With the company doing well, it was a priority for Lim to make sure that payments to suppliers and partners were made on time to ensure good relations, especially during this trying time.
They also took the opportunity to capitalize on their digital platform."We are now selling a lot in our e-commerce platforms. We have to be flexible with changes. We have to be flexible to the needs and wants of our employees and stakeholders."
Meanwhile, John Lee, President of Applied Machining Corporation, an aerospace manufacturing company, said that among the changes that had to be implemented is to implement shifting of teams.
"It's important to split the worker so that if one shift gets infected, the other shift will be able to work," Lee said.
To make the workplace more conducive for employees, those at medium to high risk were required to wear red, so other employees would limit their contact with them. "If they have children at home, elderlies at home, make them wear red," he said.
Senior citizens, those with compromised immunity, as well as pregnant employees were removed from their work schedule for their safety. Lee explained, "It's not about being discriminatory to them. But it would be quite significant if they catch it since the virus, there are a lot of effects. But if they did want to work, we made them wear red."
Having stay-in employees was another solution that the company came up with to reduce the risk of COVID-19 transmission.
Disinfection of the workplace was mandatory. "What we have seen, some of the other businesses have been infected in their factory, which made us quite surprised. So we wanted to make sure that we were secured at some point."
As a precautionary measure, food from the canteen or from delivery services had to be brought to the work spaces of the employees to avoid contact.
Those who were shuttled to and from work, meanwhile, also had strict rules to follow.
Employees using the shuttles had to follow a set sitting arrangement, and wearing of masks and face shields were required. They are prohibited from talking, taking phone calls, eating, drinking, and smoking while aboard the shuttle with fellow employees.

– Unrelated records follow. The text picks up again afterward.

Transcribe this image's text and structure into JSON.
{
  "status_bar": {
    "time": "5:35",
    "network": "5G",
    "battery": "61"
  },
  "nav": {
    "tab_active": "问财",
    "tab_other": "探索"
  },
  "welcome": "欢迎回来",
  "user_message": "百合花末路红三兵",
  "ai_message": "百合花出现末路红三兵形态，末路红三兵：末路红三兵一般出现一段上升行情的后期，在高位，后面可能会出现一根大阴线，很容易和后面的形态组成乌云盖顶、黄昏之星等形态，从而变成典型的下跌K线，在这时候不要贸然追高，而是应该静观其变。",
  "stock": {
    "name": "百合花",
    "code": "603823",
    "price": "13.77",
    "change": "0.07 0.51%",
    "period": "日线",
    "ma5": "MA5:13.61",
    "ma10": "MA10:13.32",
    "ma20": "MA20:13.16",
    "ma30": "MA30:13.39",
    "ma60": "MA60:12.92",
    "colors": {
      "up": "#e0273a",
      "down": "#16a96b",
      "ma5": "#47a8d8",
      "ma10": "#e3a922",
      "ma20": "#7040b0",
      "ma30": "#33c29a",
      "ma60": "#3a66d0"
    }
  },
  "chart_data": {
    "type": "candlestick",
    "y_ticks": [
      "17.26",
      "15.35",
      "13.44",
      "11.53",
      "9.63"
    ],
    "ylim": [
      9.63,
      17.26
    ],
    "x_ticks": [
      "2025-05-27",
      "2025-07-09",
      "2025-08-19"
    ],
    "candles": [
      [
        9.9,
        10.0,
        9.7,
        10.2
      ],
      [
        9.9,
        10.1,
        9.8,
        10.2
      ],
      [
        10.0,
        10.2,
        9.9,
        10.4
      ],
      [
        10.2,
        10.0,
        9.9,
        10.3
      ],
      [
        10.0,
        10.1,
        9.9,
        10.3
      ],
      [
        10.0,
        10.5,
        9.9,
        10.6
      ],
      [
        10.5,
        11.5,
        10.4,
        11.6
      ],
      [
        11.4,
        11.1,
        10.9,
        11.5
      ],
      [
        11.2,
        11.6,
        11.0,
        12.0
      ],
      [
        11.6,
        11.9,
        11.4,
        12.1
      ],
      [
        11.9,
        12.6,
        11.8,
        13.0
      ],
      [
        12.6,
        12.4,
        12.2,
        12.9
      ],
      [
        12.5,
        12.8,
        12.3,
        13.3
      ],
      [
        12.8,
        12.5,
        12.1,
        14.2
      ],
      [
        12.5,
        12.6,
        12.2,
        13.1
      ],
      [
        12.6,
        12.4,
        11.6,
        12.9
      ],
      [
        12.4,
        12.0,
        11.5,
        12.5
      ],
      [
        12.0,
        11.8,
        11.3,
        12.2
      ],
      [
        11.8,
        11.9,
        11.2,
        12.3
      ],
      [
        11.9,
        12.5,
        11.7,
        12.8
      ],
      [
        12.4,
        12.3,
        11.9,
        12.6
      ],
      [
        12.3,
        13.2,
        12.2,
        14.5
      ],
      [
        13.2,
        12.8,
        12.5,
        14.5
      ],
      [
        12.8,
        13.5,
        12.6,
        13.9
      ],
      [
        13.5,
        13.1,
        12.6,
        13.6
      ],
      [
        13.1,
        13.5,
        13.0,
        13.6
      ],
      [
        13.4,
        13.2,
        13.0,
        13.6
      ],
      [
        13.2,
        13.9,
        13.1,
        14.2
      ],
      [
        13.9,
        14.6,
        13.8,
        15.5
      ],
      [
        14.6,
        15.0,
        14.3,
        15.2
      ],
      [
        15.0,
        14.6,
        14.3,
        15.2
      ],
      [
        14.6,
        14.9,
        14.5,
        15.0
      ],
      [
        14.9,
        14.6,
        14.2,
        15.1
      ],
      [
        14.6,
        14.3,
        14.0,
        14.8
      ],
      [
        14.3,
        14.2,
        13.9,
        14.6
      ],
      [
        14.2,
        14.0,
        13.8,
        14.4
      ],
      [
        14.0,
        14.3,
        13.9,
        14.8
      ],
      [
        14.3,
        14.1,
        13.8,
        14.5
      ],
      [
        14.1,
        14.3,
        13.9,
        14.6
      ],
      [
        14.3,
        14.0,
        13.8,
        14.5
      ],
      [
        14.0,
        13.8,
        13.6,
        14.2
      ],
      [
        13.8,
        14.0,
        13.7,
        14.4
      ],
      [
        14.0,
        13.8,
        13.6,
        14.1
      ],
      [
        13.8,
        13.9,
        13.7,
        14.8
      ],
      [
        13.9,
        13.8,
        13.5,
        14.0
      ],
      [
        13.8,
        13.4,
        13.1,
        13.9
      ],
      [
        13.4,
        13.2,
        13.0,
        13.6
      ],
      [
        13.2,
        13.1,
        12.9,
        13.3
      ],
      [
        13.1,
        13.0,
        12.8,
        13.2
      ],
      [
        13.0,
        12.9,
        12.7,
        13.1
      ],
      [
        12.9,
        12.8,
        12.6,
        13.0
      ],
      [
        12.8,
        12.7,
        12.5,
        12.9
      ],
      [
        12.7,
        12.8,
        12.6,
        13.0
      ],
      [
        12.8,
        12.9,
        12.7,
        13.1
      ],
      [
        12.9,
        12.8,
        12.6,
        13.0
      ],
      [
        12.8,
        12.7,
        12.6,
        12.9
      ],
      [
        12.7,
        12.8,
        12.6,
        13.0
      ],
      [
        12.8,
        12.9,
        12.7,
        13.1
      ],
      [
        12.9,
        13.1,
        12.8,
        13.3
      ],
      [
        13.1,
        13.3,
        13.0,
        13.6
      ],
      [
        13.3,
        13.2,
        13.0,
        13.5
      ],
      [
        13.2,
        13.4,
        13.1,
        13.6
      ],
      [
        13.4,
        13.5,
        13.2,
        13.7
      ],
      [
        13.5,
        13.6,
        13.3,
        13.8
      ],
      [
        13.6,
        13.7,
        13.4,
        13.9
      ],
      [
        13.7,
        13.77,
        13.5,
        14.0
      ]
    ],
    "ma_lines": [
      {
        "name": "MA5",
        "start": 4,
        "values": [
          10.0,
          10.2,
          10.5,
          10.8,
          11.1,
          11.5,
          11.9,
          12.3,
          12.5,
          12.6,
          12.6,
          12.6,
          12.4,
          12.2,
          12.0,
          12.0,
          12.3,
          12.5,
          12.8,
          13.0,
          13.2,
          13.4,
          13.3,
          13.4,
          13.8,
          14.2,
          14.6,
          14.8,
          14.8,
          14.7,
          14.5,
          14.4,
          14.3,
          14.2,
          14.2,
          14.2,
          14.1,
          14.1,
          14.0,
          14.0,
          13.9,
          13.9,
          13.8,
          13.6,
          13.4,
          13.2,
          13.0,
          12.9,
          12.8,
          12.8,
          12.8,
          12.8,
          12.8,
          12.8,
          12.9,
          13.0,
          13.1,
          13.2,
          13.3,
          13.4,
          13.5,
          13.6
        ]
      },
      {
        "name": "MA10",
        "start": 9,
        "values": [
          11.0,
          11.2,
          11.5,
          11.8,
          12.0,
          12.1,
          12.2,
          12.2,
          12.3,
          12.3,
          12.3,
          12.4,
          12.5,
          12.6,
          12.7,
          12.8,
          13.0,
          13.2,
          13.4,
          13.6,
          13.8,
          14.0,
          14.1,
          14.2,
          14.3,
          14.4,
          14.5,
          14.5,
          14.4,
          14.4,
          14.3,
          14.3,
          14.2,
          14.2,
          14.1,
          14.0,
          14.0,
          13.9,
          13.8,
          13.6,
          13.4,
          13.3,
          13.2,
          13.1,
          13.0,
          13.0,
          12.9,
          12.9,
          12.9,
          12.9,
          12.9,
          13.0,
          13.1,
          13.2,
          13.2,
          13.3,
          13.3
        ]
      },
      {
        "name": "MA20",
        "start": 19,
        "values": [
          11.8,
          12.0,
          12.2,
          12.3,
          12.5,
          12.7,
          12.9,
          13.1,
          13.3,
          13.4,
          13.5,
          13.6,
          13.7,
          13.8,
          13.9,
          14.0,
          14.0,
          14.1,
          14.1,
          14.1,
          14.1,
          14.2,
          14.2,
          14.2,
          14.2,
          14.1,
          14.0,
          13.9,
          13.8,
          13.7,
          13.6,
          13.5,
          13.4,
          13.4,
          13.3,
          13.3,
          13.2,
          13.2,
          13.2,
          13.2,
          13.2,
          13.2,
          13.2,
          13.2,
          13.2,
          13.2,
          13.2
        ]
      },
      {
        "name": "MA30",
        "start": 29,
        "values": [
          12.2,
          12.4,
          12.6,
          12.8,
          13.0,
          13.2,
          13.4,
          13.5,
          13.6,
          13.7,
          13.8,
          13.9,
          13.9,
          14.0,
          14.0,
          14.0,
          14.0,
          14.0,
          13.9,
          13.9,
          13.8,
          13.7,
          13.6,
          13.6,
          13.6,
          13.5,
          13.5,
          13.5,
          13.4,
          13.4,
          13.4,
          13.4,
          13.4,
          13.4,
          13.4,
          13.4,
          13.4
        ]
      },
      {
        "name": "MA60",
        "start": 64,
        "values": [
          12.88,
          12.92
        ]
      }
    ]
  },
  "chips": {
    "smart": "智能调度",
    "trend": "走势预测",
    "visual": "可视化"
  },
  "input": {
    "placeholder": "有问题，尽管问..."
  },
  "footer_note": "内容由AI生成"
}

"The set sitting arrangement is... so that we can easily track who they were with. That way, we would know who you were sitting with for the last five days or so. That way, you limit the exposure of other people," Lee said.

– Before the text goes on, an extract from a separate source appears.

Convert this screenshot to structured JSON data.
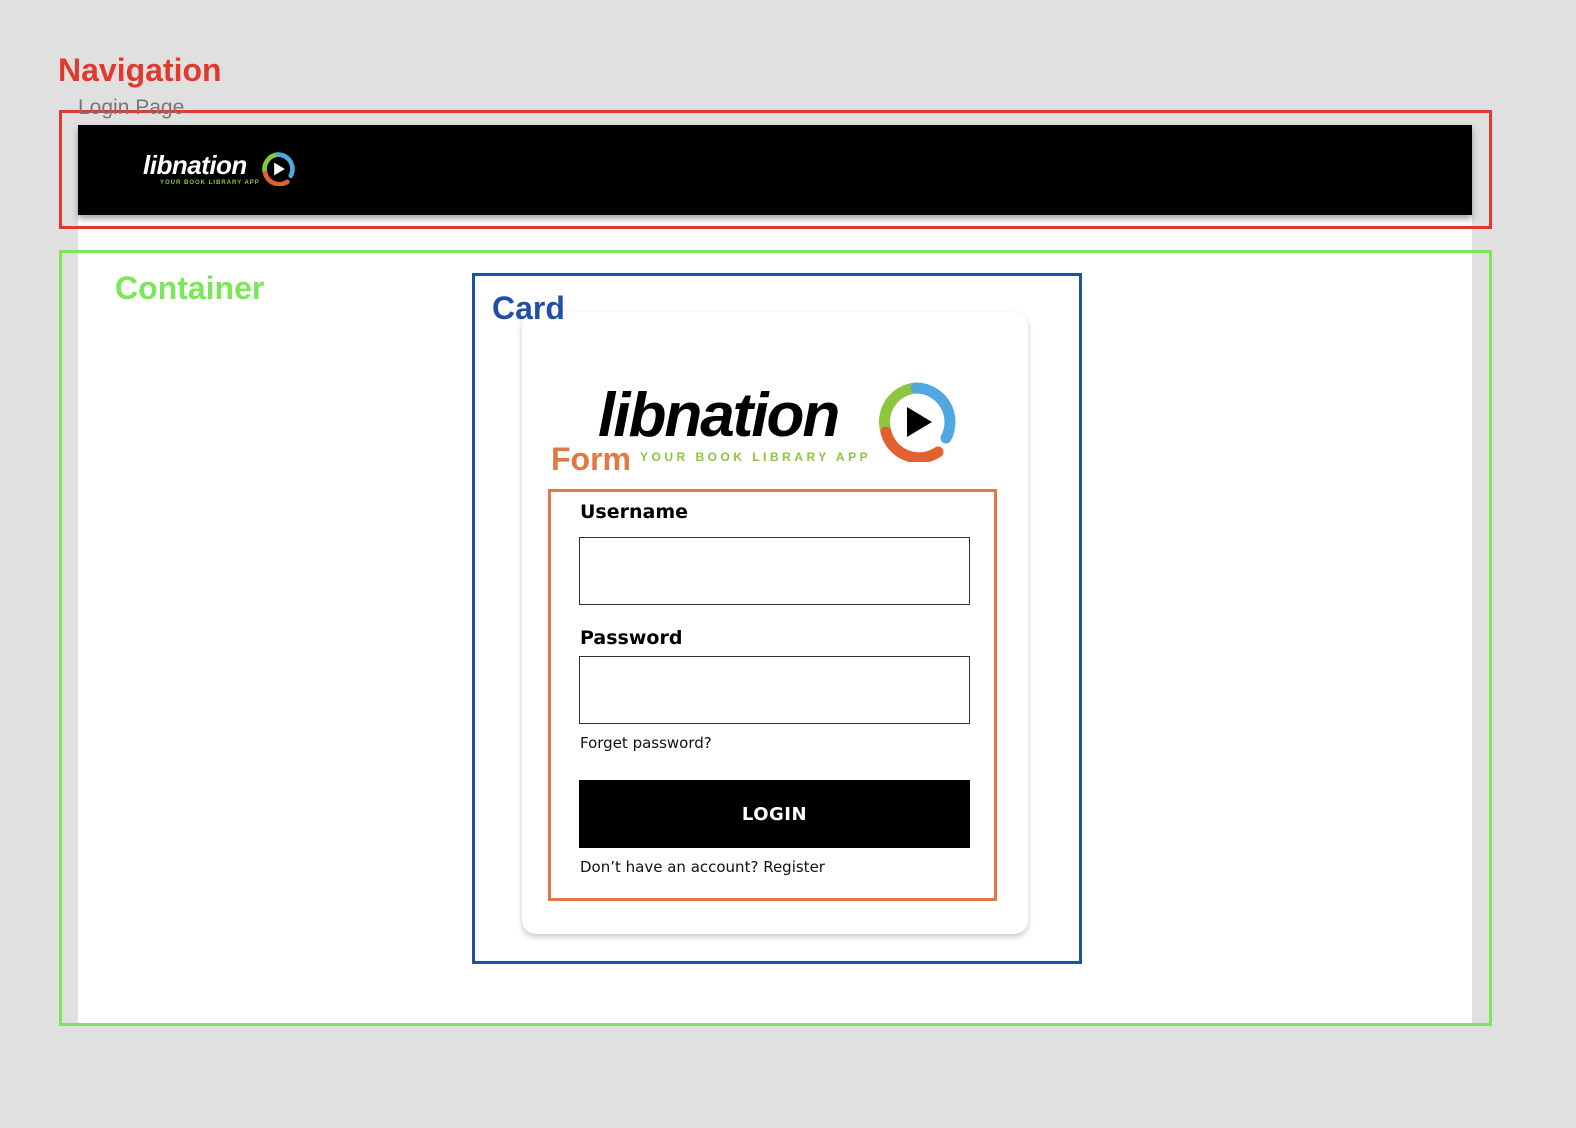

Although employees are in the office, Lee said several of their conference rooms were installed with monitors for video conferencing to avoid their congregation in one area.
In purchasing tools and equipment needed for sanitizing, Lee emphasized the importance of supporting local products.
"Everybody is quite hurting, so we urge everyone buying abroad to localize. In the aerospace industry, if the places are not flying so much, it is quite a dilemma. We are hoping that we can get pass this," Lee said.
He added, "Buy local assembled motorcycles and locally assembled vehicles. That will be the only way the Philippines can get up faster, and that is to support local."
The Department of Trade and Industry has expressed its support for local manufacturers.
Corazon Halili-Dichosa, Executive Director of the Industry Development Services of the DTI-Board of Investments, said, "In the Bayanihan 2, which was recently passed by Congress, we actually have there a provision that says there will be a preference for the domestic goods done in the Philippines."
"And of course, they will just have get a certification from DTI because we would have to check if these are locally made in the Philippines," she said.